Suppose I have the following class:

class foo : public std::runtime_error
{};

To bring in the constructors of std::runtime_error into my class, you'd think I could do this:

using std::runtime_error::std::runtime_error;

However, this doesn't work. Normally I'd think to do this:

using super = std::runtime_error;
using super::super;

This does work, but not sure if this is a workaround or the only real solution. Upon testing with Clang, this works:

using runtime_error::runtime_error;

However I'm curious why this works since it isn't fully qualified. To throw a wrench in the mix, I tried breaking it by introducing multiple inheritance:

namespace n
{
    class runtime_error {};
}

class foo : public std::runtime_error, public n::runtime_error
{
public:
    using runtime_error::runtime_error;
};

Now using runtime_error::runtime_error doesn't work anymore, because it's ambiguous. However, the super alias still works (since you explicitly pick the base class you want to inherit from), but could get nasty if you have to define aliases for each inherited type (eg super1 , super2 ).
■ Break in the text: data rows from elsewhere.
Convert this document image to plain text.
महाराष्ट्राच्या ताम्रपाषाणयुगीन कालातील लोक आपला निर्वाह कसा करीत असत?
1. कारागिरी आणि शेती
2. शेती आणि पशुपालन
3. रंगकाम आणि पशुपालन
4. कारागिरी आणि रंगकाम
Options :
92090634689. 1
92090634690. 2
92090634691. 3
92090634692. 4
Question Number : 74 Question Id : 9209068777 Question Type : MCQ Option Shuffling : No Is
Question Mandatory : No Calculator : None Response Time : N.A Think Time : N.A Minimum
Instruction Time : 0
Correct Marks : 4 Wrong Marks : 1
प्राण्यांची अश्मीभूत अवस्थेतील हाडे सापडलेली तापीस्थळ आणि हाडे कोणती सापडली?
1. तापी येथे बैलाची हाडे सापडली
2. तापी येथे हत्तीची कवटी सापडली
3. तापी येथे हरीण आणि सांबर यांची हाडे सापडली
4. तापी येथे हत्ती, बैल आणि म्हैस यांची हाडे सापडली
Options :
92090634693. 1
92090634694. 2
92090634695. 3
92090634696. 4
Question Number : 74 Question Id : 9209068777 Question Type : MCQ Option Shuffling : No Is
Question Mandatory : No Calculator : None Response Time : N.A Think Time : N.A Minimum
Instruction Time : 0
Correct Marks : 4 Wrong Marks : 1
What is the proper way to inherit constructors from a base class that is in a different namespace, when fully-qualified name syntax (using :: ) is ambiguous with the :: used to specify the member constructor?

Answer 1

The reason why you have a compilation error when trying to use using std::runtime_exception::std::runtime_exception in the class is because you need to provide name of the constructor. And the name of the constructor for std::runtime_exception is not std::runtime_exception , it is runtime_exception - the name of the constructor is the unqualified type. Because of that, correct notation would be

using std::runtime_exception::runtime_exception;

Your other solution with type alias work as well, and although it might seem confusing at first - why does it work with type alias, when type alias is indeed std::runtime_exception - it is helpful to remember that type aliasing is not textual substitution, and thus it works as expected.

Both approaches are valid and which one to choose is totally dependent on you and your code.